O tenente-coronel Mauro Cid, ex-ajudante de ordens do ex-presidente Jair Bolsonaro (PL), afirmou nesta segunda-feira (9) ao Supremo Tribunal Federal (STF) que Bolsonaro pressionou o então ministro da Defesa, general Paulo Sérgio Nogueira, em 2022, para que fosse divulgado um relatório mais incisivo contra as urnas eletrônicas. O depoimento foi prestado no âmbito da investigação sobre uma suposta tentativa de golpe de Estado.
Cid foi o primeiro réu a ser ouvido pela Primeira Turma do STF nesta fase do processo. Ele é delator no inquérito conduzido pela Polícia Federal, que apura ações para deslegitimar o sistema eleitoral brasileiro e reverter o resultado das eleições presidenciais de 2022.
De acordo com Cid, o ex-presidente desejava que as Forças Armadas divulgassem um documento que colocasse em dúvida a confiabilidade das urnas eletrônicas. “Bolsonaro desejava um documento ‘duro’ contra as urnas eletrônicas, que colocasse em dúvida a segurança do sistema eleitoral”, disse.
O relatório ao qual Cid se refere foi elaborado por representantes das Forças Armadas, que integraram a Comissão de Transparência Eleitoral (CTE), criada pelo Tribunal Superior Eleitoral (TSE) com o objetivo de ampliar a fiscalização do processo eleitoral. O texto final, divulgado após o segundo turno das eleições, não apontou fraudes ou inconsistências no funcionamento das urnas eletrônicas.
Durante o depoimento, Cid afirmou que o então ministro da Defesa já possuía um relatório técnico pronto e chegou a marcar uma reunião com integrantes do TSE para apresentá-lo. No entanto, segundo ele, o encontro foi cancelado após Bolsonaro manifestar insatisfação com o teor do documento.

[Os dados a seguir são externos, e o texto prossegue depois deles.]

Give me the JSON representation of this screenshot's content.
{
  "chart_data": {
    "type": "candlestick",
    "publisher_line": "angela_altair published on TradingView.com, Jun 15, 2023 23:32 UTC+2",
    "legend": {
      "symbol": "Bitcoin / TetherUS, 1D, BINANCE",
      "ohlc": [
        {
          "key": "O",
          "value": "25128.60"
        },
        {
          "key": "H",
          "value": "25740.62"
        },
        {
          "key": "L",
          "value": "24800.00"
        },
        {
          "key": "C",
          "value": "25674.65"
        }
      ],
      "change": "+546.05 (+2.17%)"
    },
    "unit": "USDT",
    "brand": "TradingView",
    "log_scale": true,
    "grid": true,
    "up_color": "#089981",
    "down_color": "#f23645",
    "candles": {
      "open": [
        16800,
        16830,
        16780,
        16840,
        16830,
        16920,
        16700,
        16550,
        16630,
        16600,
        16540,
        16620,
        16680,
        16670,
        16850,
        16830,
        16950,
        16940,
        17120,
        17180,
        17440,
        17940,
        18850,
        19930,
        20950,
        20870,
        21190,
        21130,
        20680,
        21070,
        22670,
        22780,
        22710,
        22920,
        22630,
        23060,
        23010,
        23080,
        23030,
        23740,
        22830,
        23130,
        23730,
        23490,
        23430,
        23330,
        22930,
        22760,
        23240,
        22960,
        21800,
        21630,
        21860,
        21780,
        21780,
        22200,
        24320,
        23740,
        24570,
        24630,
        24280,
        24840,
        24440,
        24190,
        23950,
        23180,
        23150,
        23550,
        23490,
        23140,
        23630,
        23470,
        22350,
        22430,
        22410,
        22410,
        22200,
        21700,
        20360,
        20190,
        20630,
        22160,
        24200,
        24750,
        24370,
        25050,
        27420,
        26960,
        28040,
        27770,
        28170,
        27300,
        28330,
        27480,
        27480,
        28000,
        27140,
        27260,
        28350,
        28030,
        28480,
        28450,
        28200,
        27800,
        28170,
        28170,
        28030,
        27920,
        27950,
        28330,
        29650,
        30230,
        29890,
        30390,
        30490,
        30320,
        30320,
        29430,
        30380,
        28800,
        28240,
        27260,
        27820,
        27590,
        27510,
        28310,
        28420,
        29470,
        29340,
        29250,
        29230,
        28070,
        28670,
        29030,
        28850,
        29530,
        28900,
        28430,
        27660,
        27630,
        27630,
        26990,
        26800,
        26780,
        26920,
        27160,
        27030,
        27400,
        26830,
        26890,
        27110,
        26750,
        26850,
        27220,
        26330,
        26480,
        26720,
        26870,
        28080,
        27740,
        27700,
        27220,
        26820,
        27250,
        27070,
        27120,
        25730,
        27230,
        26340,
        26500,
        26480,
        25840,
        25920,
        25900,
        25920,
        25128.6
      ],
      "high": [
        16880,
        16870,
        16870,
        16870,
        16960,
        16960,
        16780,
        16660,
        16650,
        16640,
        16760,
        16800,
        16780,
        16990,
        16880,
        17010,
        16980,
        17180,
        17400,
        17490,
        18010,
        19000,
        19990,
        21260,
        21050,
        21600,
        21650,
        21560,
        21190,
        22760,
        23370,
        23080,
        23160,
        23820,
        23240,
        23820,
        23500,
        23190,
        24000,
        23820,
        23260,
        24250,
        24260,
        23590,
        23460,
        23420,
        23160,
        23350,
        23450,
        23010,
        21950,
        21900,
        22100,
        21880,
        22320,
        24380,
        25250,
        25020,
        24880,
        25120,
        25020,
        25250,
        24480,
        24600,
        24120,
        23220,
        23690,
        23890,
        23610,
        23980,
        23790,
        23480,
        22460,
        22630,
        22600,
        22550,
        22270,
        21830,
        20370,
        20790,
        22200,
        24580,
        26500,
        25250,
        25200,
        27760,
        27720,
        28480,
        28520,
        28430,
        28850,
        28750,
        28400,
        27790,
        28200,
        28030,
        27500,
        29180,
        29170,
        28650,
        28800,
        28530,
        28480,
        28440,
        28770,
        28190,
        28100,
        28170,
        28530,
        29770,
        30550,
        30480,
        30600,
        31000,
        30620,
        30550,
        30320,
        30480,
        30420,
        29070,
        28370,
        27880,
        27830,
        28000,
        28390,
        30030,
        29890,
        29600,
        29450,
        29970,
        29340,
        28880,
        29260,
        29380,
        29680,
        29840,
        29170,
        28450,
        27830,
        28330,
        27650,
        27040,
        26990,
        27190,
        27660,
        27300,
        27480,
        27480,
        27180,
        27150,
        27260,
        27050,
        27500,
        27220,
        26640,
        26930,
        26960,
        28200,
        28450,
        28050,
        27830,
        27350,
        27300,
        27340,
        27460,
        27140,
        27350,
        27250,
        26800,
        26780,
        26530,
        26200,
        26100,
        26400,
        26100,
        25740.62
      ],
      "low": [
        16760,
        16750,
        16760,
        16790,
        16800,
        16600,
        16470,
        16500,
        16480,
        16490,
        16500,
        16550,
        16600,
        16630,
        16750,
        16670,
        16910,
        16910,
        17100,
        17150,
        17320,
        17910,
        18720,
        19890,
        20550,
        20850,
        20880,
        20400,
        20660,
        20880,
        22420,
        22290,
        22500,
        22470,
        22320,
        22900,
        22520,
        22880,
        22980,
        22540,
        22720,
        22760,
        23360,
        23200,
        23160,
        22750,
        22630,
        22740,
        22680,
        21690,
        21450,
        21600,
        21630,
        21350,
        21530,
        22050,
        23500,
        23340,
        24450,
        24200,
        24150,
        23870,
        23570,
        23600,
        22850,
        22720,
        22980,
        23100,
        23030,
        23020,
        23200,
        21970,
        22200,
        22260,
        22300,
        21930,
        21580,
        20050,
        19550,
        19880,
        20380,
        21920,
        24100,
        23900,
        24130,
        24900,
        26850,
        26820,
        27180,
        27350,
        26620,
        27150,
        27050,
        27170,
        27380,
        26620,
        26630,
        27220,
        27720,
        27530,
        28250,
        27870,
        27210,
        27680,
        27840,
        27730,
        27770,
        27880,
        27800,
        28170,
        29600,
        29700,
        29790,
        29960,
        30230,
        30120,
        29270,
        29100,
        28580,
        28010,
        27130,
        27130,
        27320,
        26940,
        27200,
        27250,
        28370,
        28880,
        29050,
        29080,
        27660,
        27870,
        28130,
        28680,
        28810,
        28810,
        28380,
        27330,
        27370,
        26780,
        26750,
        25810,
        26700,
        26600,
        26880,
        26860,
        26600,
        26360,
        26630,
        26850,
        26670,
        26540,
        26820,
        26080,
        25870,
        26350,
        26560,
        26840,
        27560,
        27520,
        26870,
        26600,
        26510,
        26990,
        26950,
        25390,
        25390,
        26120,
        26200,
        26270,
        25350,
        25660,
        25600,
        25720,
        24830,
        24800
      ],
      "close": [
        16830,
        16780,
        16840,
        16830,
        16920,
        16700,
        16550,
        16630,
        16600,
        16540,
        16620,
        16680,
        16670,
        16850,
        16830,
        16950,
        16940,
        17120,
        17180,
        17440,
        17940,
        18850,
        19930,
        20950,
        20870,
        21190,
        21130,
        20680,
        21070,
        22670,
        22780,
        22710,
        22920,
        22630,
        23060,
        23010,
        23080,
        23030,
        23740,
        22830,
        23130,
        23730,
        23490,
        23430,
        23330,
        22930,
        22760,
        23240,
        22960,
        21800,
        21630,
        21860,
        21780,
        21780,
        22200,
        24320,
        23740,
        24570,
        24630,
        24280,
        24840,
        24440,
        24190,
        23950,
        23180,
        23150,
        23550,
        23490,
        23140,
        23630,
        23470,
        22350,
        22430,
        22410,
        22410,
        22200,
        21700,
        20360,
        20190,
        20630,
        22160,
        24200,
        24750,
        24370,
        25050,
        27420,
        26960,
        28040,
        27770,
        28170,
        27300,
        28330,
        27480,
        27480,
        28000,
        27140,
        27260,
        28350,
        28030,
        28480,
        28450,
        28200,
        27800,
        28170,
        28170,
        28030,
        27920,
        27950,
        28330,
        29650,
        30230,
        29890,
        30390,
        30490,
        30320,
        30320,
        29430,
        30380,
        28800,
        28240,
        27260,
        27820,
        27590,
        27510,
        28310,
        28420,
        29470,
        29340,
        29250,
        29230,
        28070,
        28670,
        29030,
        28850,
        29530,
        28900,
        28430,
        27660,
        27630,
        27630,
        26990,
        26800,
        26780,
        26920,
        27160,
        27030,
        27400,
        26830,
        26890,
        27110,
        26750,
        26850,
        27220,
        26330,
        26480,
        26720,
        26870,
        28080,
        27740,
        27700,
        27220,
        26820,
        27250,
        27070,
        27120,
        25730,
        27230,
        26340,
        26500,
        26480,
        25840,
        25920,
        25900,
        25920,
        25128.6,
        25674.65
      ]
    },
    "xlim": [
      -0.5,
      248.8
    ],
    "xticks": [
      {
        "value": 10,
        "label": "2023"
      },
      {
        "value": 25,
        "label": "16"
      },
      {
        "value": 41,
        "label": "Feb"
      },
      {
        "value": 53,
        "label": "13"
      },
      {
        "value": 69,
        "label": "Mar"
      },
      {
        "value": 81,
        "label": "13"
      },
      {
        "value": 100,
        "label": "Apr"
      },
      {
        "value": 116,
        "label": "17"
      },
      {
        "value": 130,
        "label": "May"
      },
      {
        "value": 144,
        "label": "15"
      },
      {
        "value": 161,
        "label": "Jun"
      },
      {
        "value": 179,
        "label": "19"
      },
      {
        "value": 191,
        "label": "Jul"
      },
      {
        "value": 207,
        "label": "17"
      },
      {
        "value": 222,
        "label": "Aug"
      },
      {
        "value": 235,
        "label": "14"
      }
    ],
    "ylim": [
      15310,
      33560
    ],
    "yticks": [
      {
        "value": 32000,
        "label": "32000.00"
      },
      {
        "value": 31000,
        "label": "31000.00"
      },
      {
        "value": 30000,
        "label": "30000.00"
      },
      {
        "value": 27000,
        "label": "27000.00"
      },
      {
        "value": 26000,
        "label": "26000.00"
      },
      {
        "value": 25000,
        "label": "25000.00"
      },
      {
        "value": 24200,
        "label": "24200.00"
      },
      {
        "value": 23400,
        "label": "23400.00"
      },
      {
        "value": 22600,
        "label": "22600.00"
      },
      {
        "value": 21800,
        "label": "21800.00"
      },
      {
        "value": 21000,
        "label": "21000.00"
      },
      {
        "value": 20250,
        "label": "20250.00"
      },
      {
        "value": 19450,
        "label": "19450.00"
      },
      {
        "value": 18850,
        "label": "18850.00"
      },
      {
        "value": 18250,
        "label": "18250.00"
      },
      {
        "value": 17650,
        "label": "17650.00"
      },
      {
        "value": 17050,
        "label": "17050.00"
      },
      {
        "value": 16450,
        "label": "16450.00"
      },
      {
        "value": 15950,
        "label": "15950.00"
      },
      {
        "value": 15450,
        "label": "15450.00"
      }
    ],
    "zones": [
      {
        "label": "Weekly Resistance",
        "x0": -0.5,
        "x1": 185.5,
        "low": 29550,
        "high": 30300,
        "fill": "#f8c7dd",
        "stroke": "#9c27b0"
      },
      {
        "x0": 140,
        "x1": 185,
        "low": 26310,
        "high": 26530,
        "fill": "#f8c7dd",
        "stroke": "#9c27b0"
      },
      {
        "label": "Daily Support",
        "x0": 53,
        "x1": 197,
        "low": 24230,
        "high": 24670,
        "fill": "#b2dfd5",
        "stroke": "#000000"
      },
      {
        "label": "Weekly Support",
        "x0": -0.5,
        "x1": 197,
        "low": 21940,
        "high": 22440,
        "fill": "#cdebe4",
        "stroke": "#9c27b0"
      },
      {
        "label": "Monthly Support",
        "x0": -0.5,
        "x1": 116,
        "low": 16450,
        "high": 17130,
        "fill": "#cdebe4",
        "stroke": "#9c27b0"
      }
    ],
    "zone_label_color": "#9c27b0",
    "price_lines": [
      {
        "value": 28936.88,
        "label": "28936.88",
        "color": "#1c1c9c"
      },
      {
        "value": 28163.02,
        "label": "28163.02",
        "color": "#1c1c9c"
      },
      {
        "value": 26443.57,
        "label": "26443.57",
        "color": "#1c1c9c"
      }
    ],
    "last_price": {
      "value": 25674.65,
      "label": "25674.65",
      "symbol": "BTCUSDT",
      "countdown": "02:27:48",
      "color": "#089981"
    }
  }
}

“Eu não sei se foi por ligação, por conversa particular, mas essa pressão realmente existia. O general Paulo Sérgio tinha uma conclusão nesse documento apresentado para um lado mais técnico, e se tinha a tendência de fazer algo específico mais para o lado político. E acabou que, no final, chegou-se a um meio-termo, que foi o documento que foi produzido e aprovado”, relatou Cid aos ministros do Supremo.
A declaração de Cid corrobora elementos já apurados pela Polícia Federal sobre a atuação do núcleo político e militar do governo Bolsonaro na tentativa de desacreditar o sistema eleitoral. Investigações anteriores apontaram reuniões e articulações envolvendo altos oficiais das Forças Armadas e assessores do então presidente com o objetivo de questionar o resultado das urnas.
O relatório das Forças Armadas, divulgado em novembro de 2022, apresentou sugestões para aprimoramento do sistema, mas não indicou qualquer evidência de fraude. O TSE respondeu oficialmente ao documento, afirmando que todas as recomendações seriam analisadas e que a ausência de indícios de irregularidades reforçava a integridade do processo eleitoral.
As investigações da Polícia Federal, que resultaram na oitiva de Cid, fazem parte do inquérito das milícias digitais, relator ministro Alexandre de Moraes. Essa apuração foi ampliada para incluir ações coordenadas para contestar o resultado eleitoral, incluindo a minuta de decreto golpista apreendida na residência do ex-ministro da Justiça Anderson Torres e as reuniões no Palácio do Planalto com o alto comando militar.
Delator no caso, Mauro Cid já prestou outras declarações que embasaram medidas cautelares autorizadas pelo Supremo, como buscas e apreensões e a inclusão de Bolsonaro entre os investigados. Cid também é investigado por envolvimento em outras frentes, como a falsificação de cartões de vacinação e o caso das joias sauditas recebidas pelo governo.
No depoimento mais recente, Cid também relatou que havia uma expectativa no entorno do ex-presidente de que as Forças Armadas teriam um posicionamento mais alinhado à desconfiança manifestada por Bolsonaro em relação às urnas eletrônicas. No entanto, a ala técnica do Ministério da Defesa teria resistido a interferências externas e optado por um parecer baseado em critérios técnicos.
A Procuradoria-Geral da República (PGR) acompanha o andamento do inquérito. O órgão deverá analisar os desdobramentos do depoimento de Cid e decidir sobre eventuais novas diligências.
O conteúdo do depoimento prestado por Cid foi registrado em ata e será incorporado ao inquérito em tramitação no STF. A expectativa é de que outros réus também prestem depoimento nas próximas semanas.
A defesa de Jair Bolsonaro foi procurada, mas não havia se manifestado até a publicação desta reportagem. O general Paulo Sérgio Nogueira também não comentou o conteúdo do depoimento.